La cultura y la muerte
La cultura es la mayor conquista de la mortalidad. O dicho de un modo edificante: “La muerte nos hace cultos”. ¿Reconfortados, pues, con ello? Claro que no. Así son de funerarias las cosas humanas con cultura o no. Sin muerte no habría cultura, pero... ¿seríamos inmortales llegando a ser radicalmente incultos? Tampoco. Morimos de todos modos, sabiendo más o menos, rezando menos o más. Lo único interesante de este baile cultur/tanático es el cambio de música que históricamente ha presidido esta íntima relación.
Siguiendo, por encima, un viejo libro de Zygmunt Bauman (Mortalidad, inmortalidad y otras estrategias de la vida, 1992), recientemente traducido por Sequitur (Madrid, 2014), la Humanidad habría vivido su muerte de muy diferentes maneras. Durante la época premoderna la muerte, como expuso Philippe Aries, se hallaba “domesticada”, naturalmente inscrita entre los enseres domésticos (Verdú. Anagrama, 2014).
Se moría en compañía familiar, se moría con la tribu del vecindario, se moría a granel con la peste, el cólera o cualquier sevicia que se llevara un pueblo entero al cementerio como un gran acontecimiento municipal más. Perder esta comunitaria manera de morir y enfrentarse a la muerte en solitario constituyó un trance durísimo con la llegada de la modernidad.
¿Qué ocurrió entonces? Pues que en plena dominación del mundo y su naturaleza, gracias al triunfo de la Ilustración, nada parecía resistirse a la razón, excepto —claro está— la sinrazón de morir obstinadamente. Frente a ello, sin embargo, fue ideada una estratagema que todavía persiste en nuestra actualidad. Bauman la llama “deconstrucción de la mortalidad” y su lema sería: “Ya que no podemos tragar el tremendo suceso de la muerte, troceémoslo”. Una enfermedad, un accidente de tráfico, un suicidio, un error médico, una mala pata, serían sus porciones.
No se moriría, pues, por ser sino por no haberse cuidado, por beber, fumar o conducir distraído. “¿De qué ha muerto?”, ha sido la interrogante clave hasta la reciente posmodernidad. No se moría sencillamente por ser sino por cualquier cosa que sobrevenía.
Todavía hoy compartimos esta “deconstrucción de la mortalidad” pero lo hacemos ya junto a la nueva fórmula que conlleva la “deconstrucción de la inmortalidad”. Con este último tratamiento se procura que cada momento no parezca derivado del anterior; que no haya, en fin, historia sino presentismo, ni tampoco proceso sino instantaneidad. Cada intervalo será intercambiable por otro y, como en la moda, todo lo que hoy parece vetusto volverá a ser cool unas temporadas después.

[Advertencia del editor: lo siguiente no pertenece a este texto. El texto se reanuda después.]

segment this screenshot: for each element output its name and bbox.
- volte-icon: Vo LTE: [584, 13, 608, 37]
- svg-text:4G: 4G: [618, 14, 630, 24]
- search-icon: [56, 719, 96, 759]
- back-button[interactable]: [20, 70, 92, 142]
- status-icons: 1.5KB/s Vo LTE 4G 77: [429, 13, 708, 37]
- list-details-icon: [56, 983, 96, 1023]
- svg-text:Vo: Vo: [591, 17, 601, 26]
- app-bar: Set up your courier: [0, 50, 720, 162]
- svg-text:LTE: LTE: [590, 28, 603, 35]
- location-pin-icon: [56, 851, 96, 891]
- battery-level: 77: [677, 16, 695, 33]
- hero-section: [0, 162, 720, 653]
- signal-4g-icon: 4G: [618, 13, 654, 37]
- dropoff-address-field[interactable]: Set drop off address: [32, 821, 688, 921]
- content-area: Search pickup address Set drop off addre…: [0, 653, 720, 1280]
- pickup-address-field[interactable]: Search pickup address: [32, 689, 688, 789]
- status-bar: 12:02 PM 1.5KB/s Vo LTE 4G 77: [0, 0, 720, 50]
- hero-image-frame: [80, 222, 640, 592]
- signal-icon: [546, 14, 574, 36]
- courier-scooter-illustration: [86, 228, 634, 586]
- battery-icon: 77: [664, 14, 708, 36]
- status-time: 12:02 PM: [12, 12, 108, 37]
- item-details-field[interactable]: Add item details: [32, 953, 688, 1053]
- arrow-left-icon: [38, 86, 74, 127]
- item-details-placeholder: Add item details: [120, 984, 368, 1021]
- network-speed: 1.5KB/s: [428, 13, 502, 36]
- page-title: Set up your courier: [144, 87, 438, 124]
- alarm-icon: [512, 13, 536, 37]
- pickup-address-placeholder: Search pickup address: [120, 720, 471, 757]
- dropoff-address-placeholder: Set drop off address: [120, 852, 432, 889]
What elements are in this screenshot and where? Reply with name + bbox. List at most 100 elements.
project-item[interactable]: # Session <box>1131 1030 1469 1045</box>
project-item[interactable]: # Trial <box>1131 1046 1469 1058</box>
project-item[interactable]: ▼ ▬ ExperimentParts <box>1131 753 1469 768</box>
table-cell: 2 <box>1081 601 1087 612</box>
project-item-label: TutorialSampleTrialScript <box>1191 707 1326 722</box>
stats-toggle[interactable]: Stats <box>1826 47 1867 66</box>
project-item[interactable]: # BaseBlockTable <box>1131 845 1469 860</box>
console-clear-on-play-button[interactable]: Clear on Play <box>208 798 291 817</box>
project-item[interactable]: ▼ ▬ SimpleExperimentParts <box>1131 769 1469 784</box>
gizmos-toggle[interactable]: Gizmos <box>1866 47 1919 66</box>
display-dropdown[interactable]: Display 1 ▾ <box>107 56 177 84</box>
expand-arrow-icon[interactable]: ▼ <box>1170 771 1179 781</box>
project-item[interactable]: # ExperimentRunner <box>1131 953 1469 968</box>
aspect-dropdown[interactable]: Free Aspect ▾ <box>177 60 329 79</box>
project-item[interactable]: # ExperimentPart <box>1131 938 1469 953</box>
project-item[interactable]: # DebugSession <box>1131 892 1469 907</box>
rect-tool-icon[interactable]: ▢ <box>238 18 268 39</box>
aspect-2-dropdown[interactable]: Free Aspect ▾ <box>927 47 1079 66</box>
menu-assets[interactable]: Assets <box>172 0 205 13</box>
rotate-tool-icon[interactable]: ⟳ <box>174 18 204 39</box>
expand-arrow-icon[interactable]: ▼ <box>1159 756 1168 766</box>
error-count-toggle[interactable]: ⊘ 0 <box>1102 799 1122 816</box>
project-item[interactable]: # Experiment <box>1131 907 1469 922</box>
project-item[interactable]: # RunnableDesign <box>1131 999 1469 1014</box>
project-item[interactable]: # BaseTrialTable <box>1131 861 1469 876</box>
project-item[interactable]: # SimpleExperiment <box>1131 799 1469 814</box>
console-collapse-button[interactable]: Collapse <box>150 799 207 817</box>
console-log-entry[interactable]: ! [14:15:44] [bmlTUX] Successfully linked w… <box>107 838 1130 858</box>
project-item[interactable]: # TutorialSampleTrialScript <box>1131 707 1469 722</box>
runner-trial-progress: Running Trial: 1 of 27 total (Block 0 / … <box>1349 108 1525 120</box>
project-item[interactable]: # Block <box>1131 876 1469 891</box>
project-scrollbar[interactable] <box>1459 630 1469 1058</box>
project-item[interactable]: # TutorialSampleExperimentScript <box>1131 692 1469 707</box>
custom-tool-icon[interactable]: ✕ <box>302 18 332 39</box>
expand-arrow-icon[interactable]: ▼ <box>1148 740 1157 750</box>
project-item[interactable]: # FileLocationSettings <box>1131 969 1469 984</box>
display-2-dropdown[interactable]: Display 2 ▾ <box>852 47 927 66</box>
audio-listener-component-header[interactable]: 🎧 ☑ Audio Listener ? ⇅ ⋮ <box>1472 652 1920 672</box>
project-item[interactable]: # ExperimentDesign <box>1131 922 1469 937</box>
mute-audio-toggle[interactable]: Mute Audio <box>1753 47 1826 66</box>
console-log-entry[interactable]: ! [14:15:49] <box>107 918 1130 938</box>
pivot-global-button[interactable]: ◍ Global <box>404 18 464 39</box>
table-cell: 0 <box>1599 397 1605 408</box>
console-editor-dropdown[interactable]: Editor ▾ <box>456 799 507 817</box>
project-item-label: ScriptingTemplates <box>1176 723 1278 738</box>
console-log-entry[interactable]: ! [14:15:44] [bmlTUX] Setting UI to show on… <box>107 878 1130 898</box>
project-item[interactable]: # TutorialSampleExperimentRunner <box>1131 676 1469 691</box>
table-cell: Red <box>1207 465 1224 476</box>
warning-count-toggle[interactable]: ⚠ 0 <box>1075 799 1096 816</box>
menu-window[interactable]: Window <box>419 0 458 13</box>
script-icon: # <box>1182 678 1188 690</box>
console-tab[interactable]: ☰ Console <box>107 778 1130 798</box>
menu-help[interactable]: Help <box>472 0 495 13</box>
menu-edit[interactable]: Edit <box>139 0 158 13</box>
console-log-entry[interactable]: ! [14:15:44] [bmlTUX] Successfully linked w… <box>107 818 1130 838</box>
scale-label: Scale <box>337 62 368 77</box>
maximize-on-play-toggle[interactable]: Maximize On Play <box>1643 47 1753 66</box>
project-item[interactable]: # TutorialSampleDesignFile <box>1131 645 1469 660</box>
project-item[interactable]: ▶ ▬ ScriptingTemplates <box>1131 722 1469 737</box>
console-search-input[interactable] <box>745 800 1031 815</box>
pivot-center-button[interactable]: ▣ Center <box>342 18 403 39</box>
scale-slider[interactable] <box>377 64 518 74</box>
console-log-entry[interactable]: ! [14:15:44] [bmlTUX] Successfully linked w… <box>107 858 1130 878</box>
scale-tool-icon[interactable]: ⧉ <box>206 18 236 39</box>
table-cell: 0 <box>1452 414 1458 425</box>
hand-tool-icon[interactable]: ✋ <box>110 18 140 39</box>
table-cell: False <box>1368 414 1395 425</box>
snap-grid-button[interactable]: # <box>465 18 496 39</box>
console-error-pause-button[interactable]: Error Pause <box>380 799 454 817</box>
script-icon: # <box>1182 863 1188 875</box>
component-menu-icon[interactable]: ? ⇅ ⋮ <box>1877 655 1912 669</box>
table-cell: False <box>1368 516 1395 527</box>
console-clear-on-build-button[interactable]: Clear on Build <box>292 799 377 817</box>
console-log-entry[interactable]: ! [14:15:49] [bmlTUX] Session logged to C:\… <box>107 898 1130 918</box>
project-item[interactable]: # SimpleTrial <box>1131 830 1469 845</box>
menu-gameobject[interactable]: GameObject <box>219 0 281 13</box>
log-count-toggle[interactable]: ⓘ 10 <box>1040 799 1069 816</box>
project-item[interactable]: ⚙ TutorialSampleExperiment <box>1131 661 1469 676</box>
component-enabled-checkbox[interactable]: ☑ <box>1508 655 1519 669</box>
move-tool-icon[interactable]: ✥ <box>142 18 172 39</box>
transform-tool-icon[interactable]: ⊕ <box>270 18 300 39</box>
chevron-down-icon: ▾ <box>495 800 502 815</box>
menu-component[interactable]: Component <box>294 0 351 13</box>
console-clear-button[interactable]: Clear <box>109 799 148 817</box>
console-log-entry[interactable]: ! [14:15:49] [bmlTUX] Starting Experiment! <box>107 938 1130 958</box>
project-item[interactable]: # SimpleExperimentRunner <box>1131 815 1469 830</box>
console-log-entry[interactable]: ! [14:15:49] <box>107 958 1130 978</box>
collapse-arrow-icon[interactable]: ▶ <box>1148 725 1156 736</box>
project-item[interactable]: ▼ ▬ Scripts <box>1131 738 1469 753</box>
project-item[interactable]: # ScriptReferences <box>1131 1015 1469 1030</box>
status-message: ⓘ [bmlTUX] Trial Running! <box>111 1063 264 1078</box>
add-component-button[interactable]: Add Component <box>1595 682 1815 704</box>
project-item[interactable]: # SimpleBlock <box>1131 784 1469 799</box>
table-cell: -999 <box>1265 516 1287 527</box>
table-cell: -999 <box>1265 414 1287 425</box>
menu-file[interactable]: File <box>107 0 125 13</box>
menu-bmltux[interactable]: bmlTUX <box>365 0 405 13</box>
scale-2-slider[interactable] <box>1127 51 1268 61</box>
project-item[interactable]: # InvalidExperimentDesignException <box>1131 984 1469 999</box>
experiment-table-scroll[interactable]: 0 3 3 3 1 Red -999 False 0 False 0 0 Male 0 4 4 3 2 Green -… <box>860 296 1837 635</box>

No hay una pareja para toda la vida con quien embolicarse hasta el fin sino muchas muertes amorosas que, a fuerza de repetirse, pierden valor trascendente y promueven la creencia de la inmortalidad romántica. Igualmente, en los medios, una noticia arrambla con la anterior, un sobresalto se sobresalta con otro y siempre, día a día, sigue habiendo una primera página.
Igualmente, todas las obras son ya tan primeras como reproducibles. Los originales nacen a la vez que las copias y los objetos cambian su veloz obsolescencia por la veloz innovación. La terrible espina del fin (fin espinoso) no se traga pero en su lugar aparece una elegante inmediatez, la fama o el best seller que anula a los anteriores, la pareja inaugural que disuelve a la otra, el trabajo o la residencia cambiante que hace creer en una vida lubricada e indefinida sin que nada le ponga la definitiva zancadilla para caer, de bruces, secamente, en la sepultura fatal.